It is working with the Australian High Commission in Apia to provide assistance to any Australians who may have been affected.
The Australian High Commission building is currently closed due to flooding but officials continue to work from alternative sites.
Local communications in Samoa are operating intermittently, but the Department says if there are welfare concerns for family and friends in the region, attempts should first be made to contact them directly.
If they are still uncontactable and there are concerns for their welfare, Australians should call DFAT's 24-hour Consular Emergency Centre on 1300 555 135 or +61 2 62613305;
The Department says it will continue to liaise with local authorities to monitor the trajectory of the cyclone and the possibility of it affecting other countries in the region, and stand ready to assist, if requested by the Government of Samoa.
For an udpdate on the situation Bruce Hill spoke to Australia's High Commissioner to Samoa, Stephen Henningham.
Presenter: Bruce Hill
Speaker: Australia's High Commissioner to Samoa, Stephen Henningham
HENNINGHAM; Yeah, and communications are not great at present, but I can hear loud and clear.
HILL: OK. So what's the situation, have you been out and about and seen some of the damage yourself today?
HENNINGHAM: Eh yeah, there has been extensive damage and let me begin my conveying sympathies and condolences to the people of Samoa, because of the casualties, two reported deaths and other unconfirmed deaths and casualties and certainly a great deal of property damage, extensive damage in the capital, Apia, and across the country. So we certainly do convey our sympathy.
HILL: My understanding is that the High Commission itself hasn't entirely escaped a bit of damage?
HENNINGHAM: Yeah, we had some storm damage, some minor flooding and some damage inflicted by a roof that flew off a nearby school and it got to the point we weren't able to operate effectively from there, so we moved back up the hill, so we're continuing operations from the residential compound, and what we're doing there Bruce is following up as much as we can given the poor communications with Australian citizens around the country, both residents and also tourists that we can track down and so far, we haven't had any reports of casualties, but a number of people have seen in pretty difficult circumstances with flooded houses or with hotels that have suffered significant damage, so it's really a very difficult time.

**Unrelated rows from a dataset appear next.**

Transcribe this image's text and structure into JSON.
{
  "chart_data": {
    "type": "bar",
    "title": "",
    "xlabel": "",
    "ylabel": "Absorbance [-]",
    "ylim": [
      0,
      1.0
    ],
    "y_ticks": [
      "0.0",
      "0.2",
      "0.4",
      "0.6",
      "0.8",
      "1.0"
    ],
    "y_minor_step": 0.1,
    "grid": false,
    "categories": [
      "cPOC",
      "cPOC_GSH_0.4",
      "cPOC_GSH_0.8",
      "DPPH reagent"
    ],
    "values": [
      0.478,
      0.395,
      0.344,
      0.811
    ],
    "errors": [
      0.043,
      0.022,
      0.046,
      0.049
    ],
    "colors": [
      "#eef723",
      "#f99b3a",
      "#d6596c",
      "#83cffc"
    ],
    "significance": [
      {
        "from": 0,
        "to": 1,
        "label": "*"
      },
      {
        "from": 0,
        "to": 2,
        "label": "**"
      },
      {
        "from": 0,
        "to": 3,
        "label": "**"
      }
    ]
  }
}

HILL: Now, the Samoan government's declared a disaster and they're accessing the initial damage. What usually happens after a disaster like this is that if a government in the Pacific feels that it needs some external assistance, it'll make an official request to Australia and New Zealand and other aid partners. Has that happened yet or are you expecting it to happen any stage in the near future?
HENNINGHAM: That hasn't happened as yet Bruce, but this afternoon, I rang the acting prime minister, to convey our sympathies and concern and we had a brief discussion and the expectation is that they'll be a meeting tomorrow morning, depending on how things unfold, that donor partners and key officials will be involved in that and by that stage, there should be a clearer picture of what exactly the short term disaster response requirements are and then over the days and weeks that follow, we'll get a sense of longer term recovery, but we're as I said to the acting prime minister we'll standby to help and just waiting to see if we are able to assist and we'll just see how that develops over the next couple of days.

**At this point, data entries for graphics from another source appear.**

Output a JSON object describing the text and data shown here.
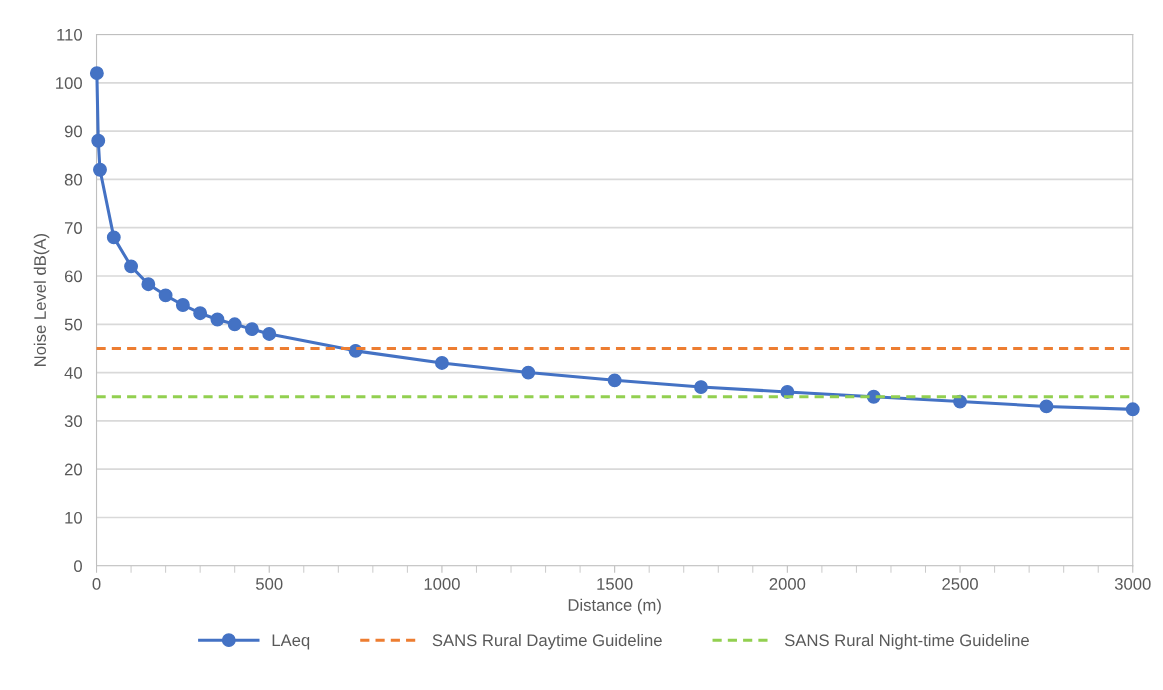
{
  "chart_data": {
    "type": "line",
    "xlabel": "Distance (m)",
    "ylabel": "Noise Level dB(A)",
    "xlim": [
      0,
      3000
    ],
    "xticks": [
      0,
      500,
      1000,
      1500,
      2000,
      2500,
      3000
    ],
    "ylim": [
      0,
      110
    ],
    "yticks": [
      0,
      10,
      20,
      30,
      40,
      50,
      60,
      70,
      80,
      90,
      100,
      110
    ],
    "grid": "y",
    "legend": "bottom",
    "series": [
      {
        "name": "LAeq",
        "color": "#4472c4",
        "marker": "circle",
        "line_style": "solid",
        "x": [
          1,
          5,
          10,
          50,
          100,
          150,
          200,
          250,
          300,
          350,
          400,
          450,
          500,
          750,
          1000,
          1250,
          1500,
          1750,
          2000,
          2250,
          2500,
          2750,
          3000
        ],
        "values": [
          102,
          88,
          82,
          68,
          62,
          58.3,
          56,
          54,
          52.3,
          51,
          50,
          49,
          48,
          44.5,
          42,
          40,
          38.4,
          37,
          36,
          35,
          34,
          33,
          32.4
        ]
      },
      {
        "name": "SANS Rural Daytime Guideline",
        "color": "#ed7d31",
        "marker": "none",
        "line_style": "dashed",
        "x": [
          0,
          3000
        ],
        "values": [
          45,
          45
        ]
      },
      {
        "name": "SANS Rural Night-time Guideline",
        "color": "#92d050",
        "marker": "none",
        "line_style": "dashed",
        "x": [
          0,
          3000
        ],
        "values": [
          35,
          35
        ]
      }
    ]
  }
}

HILL: What kind of assistance can Australia offer Samoa in an emergency like this? I remember back, of course, the tsunami disaster awhile back and a very substantial aid effort. So what kind of things are most useful for Samoa in a situation like this if we were asked?
HENNINGHAM: Yeah, well, up front it would be an initial cash grant up to $200,000 to help out and then it's certainly a matter of talking to the Samoan authorities and working out what they need. It might possibly be personnel to provide back up in one area or another. It may be equipment, tents or shelters for people.
HILL: Mr Henningham, we're having a little bit of trouble hearing you on the line, if you could just speak up.
One final question before we go. What's the situation with power and water and are radio stations able to operate, are the government able to communicate with the people in Samoa?
HENNINGHAM: Eh, yes, I think the power is supposed to be out. The power facility was actually damaged, but some radio stations are in operation and the Samoan government is issuing regular communiques that update the community on what the latest picture is.